Insulin resistance is the most important pathogenesis of type 2 diabetes and also develops cancer and cardiovascular diseases [72,73]. Thus, the fluid pH disturbance can cause abnormal metabolic regulation in a predisease state. Our observation  indicated that diabetic OLETF rats (26 weeks of age) show a lower interstitial pH than normal Wistar rats around the hippocampus, an important region for memory . A high risk of developing dementia and Alzheimer’s disease has been reported in diabetic patients  who might have experience of defective memory functions. Insulin has an essential role in survival of the neuron within central nervous system . The deficiency of insulin action causes unstable fluctuating blood glucose levels, leading to apoptosis and energy starvation [78–80]. Further, the fluctuation of blood glucose levels also forms neurotic plaques and neurofibrillary tangles, which produce the hallmark lesions of Alzheimer’s disease, and alters acetylcholine levels in the hippocampus [78–80]. The findings mentioned above lead us to an idea that: (1) the interstitial fluid pH is an essentially important key factor for metabolic homeostasis and (2) the maintenance of the interstitial fluid pH within the normal range or the recovery of the interstitial pH to the normal range is one of the novel therapeutic targets for metabolic brain disorders.
5. pH REGULATION BY APPROPRIATE DIETS AND FUNCTIONAL FOOD FACTORS
It is widely known that appropriate diet is an important habituation for the prevention of onset and progression of noncommunicable diseases. The maintenance of fluid pH homeostasis can be involved in the diet-induced metabolic health. Several intervention studies in humans have shown that fruit and vegetable-rich foods improve the acid–base balance and raise the urinary pH; these foods are collectively referred to as the alkaline diet . Originally, food with alkaline characteristics has been recognized to contain abundant alkaline ash generated by food combustion. Furthermore, it has been suggested as acid excretion level into urine because urinary acid reflects acid–base balance of fluid in the whole body. To evaluate alkaline function of foods, acid excretion level into urine has been expressed as the potential renal acid loads that are calculated using excretion amounts of sulfate, chloride, phosphorus, sodium, potassium, calcium, magnesium, and organic acids, estimated from consumed foods and body size . Subsequently, various fruits and vegetables were categorized as lower potential renal acid load (PRAL) foods and could induce the body fluid to alkaline state (Table 2). In contrast, animal food products showed higher PRAL levels. In addition, several strategies for functional examination have been developed on the basis of the concepts mentioned above (Figure 5). Various bioactive factors present in natural foods such fruits and vegetables can have potential alkaline functions that contribute to pH homeostasis through several mechanisms (Table 2).
|Lower PRAL vegetables|
|Spinach, celery, eggplant, tomato, green beans||Ascorbate, potassium, calcium, magnesium, flavone, β-carotene, lycopene||Reduction of acid load in the whole body|
|Lower PRAL fruits and drinks|
|Raisins, black currents, banana, apricots, orange, apple||Ascorbate, potassium, calcium, magnesium, anthocyanin, procyanidin, citrate, malate||Reduction of acid load in the whole body|
|Red wine||Anthocyanin, resveratrol|
|Organic weak acid-rich foods|
|Citrus, plum, vinegar||Citrate, acetate, malate||Buffering action|
|Fermented foods||Propionate, butylate|
|Functional amino acid-rich foods|
|Chicken, fish||β-alanine||Buffering action|
|Soy, meat, fish, melon, watermelon, cucumber||Arginine, citrulline||Vasodilation|
|Mitochondria activator foods|
|Green tea, onion, apple, berry, red wine, salmon, shrimp||Catechin, quercetin, anthocyanin, resveratrol, astaxanthin||Reduction of acid production|
Potential renal acid loads of foods were evaluated based on the previous report . Lower potential renal acid load (PRAL) foods were defined as lower than the value of −2.0. Mitochondrial activator food was defined as one that activates mitochondrial biogenesis and mitochondrial metabolic enzymes.
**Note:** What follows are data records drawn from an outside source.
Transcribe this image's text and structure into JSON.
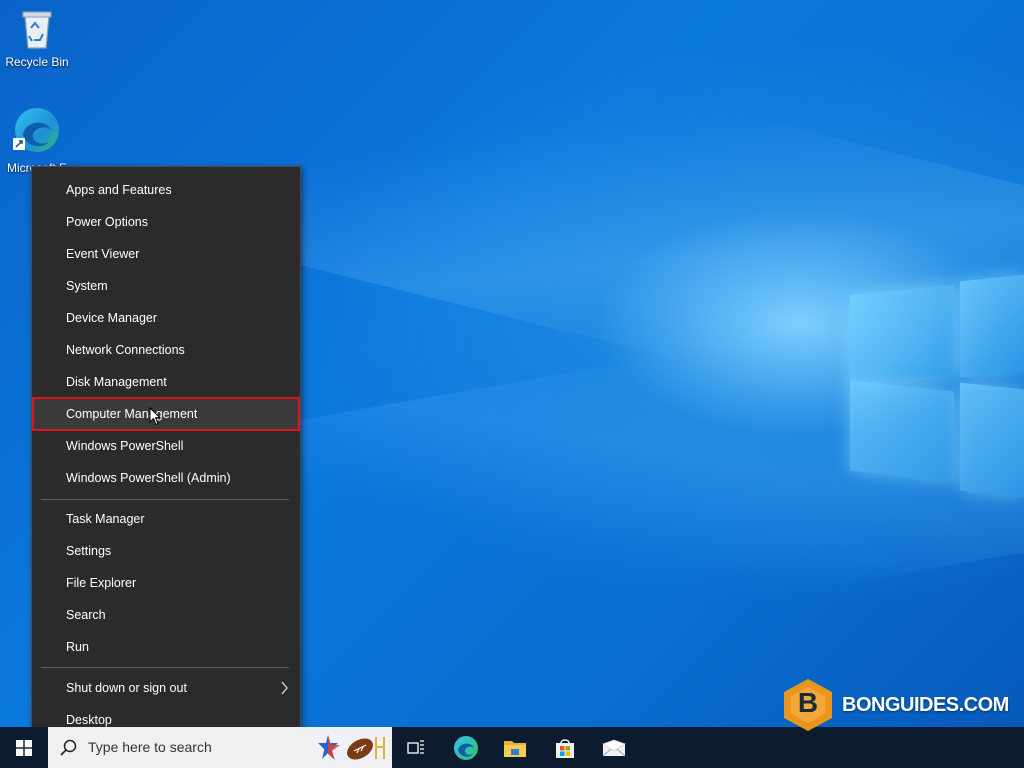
{
  "desktop": {
    "icons": [
      {
        "label": "Recycle Bin",
        "icon": "recycle-bin-icon"
      },
      {
        "label": "Microsoft E",
        "icon": "edge-icon"
      }
    ]
  },
  "context_menu": {
    "group1": [
      "Apps and Features",
      "Power Options",
      "Event Viewer",
      "System",
      "Device Manager",
      "Network Connections",
      "Disk Management",
      "Computer Management",
      "Windows PowerShell",
      "Windows PowerShell (Admin)"
    ],
    "group2": [
      "Task Manager",
      "Settings",
      "File Explorer",
      "Search",
      "Run"
    ],
    "group3": [
      "Shut down or sign out",
      "Desktop"
    ],
    "highlighted": "Computer Management"
  },
  "taskbar": {
    "search_placeholder": "Type here to search",
    "icons": [
      "start-icon",
      "search-icon",
      "task-view-icon",
      "edge-icon",
      "file-explorer-icon",
      "store-icon",
      "mail-icon"
    ]
  },
  "watermark": {
    "text": "BONGUIDES.COM",
    "letter": "B"
  },
  "colors": {
    "menu_bg": "#2b2b2b",
    "highlight": "#e0141e",
    "taskbar": "#0c1b2e",
    "accent_orange": "#e8961e"
  }
}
Major alkaline foods and functional compounds
A research strategy is to suppress excess production of lactic acids and ketone bodies by mitochondrial biogenesis for insulin sensitivity improvement in myocyte and hepatocyte. Several food factors including quercetin, catechin, anthocyanin, and astaxanthin enhance the Krebs cycle function by accelerating the entry of fatty acids from cytosol into mitochondria in the muscle cells. This is achieved through the elevation of activity and number of mitochondria in the muscle cells [83–87]. As the major energy substrates are carbohydrates and lipids, the lipid utilization compensates and decreases the utilization of carbohydrates, further decreasing the lactic acid production through the glycolysis pathway. On the other hand, enhancement of insulin sensitivity in metabolic organs maintains normal glucose metabolism. This leads to suppression of excess ketone body production from free fatty acids in hepatocyte, which also contributes to maintenance of pH homeostasis.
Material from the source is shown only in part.